The original edition of None Dare Call It Treason came out in 1964 and, without benefit of a prestige publisher or reviews, sold something on the order of seven million copies. Arguing that the United States had been betrayed by its elite, it is a classic in what Hannah Arendt has called "backstairs political literature." Surprisingly for the genre, it did not contain the usual virulent animosity toward Catholics, Jews, and the like; rather, it blamed communist sympathizers. Nor did it unambiguously point to a plan: "Is there a conspiratorial plan to destroy the United States into which foreign add, planned inflation, distortion of treaty-making powers and disarmament all fit?" Stormer went no further than to resort to a metaphor about the pieces all fitting, whether planned by communists or not.
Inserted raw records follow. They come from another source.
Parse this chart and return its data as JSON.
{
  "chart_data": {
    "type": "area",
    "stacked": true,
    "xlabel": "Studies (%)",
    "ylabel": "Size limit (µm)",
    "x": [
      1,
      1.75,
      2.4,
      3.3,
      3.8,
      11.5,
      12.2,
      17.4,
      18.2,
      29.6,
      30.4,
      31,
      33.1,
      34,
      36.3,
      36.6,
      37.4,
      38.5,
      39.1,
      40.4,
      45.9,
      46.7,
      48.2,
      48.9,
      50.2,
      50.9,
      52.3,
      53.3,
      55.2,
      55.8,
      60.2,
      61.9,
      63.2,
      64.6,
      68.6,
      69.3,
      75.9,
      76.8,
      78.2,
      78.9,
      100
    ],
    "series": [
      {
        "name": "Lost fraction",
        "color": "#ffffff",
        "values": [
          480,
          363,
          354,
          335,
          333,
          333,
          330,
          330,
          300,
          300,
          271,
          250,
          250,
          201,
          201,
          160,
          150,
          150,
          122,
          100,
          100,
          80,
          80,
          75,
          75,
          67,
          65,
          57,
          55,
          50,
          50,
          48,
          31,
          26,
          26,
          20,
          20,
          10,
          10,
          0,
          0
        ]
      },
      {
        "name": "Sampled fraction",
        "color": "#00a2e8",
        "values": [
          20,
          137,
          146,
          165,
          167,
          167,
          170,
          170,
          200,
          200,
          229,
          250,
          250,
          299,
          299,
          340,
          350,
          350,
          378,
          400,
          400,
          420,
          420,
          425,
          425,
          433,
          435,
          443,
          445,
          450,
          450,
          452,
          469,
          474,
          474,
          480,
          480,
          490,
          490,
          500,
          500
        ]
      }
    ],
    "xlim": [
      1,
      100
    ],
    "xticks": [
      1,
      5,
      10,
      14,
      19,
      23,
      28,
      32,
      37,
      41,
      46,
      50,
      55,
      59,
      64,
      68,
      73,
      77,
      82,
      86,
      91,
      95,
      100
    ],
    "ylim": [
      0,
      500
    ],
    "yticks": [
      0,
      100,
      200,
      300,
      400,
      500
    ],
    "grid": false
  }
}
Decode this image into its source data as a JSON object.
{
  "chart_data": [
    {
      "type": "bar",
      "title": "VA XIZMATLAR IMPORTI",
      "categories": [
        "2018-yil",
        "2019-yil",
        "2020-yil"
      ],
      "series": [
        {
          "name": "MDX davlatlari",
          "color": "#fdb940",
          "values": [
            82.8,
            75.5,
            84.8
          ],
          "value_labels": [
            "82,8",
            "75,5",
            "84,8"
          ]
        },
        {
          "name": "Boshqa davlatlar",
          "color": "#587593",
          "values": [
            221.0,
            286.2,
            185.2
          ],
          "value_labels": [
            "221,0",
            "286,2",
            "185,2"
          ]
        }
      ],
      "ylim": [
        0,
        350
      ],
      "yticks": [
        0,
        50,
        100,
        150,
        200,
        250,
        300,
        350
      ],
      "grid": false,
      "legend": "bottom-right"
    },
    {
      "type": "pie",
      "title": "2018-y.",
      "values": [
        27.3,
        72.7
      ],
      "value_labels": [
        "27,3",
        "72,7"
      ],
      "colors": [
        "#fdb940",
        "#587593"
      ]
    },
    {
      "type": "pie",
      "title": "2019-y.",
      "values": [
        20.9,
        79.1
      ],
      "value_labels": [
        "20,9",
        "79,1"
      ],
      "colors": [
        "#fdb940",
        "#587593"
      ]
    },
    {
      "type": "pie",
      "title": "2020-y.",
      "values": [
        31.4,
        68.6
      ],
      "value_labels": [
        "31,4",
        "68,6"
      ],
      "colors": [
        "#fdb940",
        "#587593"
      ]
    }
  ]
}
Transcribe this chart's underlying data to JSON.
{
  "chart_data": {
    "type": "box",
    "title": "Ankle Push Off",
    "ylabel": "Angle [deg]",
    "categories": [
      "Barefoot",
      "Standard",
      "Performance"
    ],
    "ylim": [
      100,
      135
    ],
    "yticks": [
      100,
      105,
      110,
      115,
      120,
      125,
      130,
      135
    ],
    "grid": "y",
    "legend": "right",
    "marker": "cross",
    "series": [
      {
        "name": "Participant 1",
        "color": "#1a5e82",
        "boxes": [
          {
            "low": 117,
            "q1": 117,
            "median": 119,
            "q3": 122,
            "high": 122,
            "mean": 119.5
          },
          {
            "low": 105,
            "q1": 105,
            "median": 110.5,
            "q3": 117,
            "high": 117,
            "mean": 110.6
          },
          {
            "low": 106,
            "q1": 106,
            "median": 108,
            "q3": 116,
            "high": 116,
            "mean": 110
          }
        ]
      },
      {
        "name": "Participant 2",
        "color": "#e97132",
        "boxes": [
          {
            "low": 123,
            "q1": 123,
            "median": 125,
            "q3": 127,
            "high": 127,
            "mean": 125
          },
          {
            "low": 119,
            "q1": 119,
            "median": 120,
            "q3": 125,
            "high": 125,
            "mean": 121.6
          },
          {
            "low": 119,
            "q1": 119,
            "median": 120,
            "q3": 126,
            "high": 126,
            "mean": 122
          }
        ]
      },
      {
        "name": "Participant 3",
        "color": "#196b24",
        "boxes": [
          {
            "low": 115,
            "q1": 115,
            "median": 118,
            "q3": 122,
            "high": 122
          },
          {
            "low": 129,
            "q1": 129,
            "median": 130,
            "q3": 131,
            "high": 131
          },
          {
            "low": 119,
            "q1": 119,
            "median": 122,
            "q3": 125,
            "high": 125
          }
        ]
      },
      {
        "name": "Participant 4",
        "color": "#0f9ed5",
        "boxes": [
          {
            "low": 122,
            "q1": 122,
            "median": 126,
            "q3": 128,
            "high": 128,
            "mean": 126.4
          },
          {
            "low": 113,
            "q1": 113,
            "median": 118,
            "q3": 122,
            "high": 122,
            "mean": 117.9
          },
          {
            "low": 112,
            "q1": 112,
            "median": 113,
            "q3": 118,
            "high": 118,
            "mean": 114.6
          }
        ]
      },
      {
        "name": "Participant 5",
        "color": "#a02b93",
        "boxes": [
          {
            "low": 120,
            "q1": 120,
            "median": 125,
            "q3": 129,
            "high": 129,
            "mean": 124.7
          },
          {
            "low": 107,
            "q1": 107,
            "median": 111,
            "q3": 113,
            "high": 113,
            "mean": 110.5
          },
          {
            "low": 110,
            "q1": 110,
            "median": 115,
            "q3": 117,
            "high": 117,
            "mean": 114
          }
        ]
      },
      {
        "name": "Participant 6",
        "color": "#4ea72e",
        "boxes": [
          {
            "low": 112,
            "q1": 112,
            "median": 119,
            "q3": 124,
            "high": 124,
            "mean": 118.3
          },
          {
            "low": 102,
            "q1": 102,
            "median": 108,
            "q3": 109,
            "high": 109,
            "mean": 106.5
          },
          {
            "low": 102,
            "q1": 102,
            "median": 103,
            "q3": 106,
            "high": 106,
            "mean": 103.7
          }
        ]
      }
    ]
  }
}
Twenty-six (not twenty-five) years later, Stormer has reprinted his original text and added an equally long update. This time, he is even more reticent. "Could some of those who make the tragic decisions and implement the wrong programs consistently be Communists? . . . We don't know and we can't know." He points to the Council on Foreign Relations and other institutions as "conspiracies" (in quotes) but denies that their members "could be knowing collaborators in a gigantic conspiracy." To the extent that he espies a plot, it results not from machinations in Moscow but a "conspiracy of shared values."
In brief, the man who may be the most popular U.S. backstairs author of all time is signaling that ours is not an age for American credibility in grand conspiracy theories.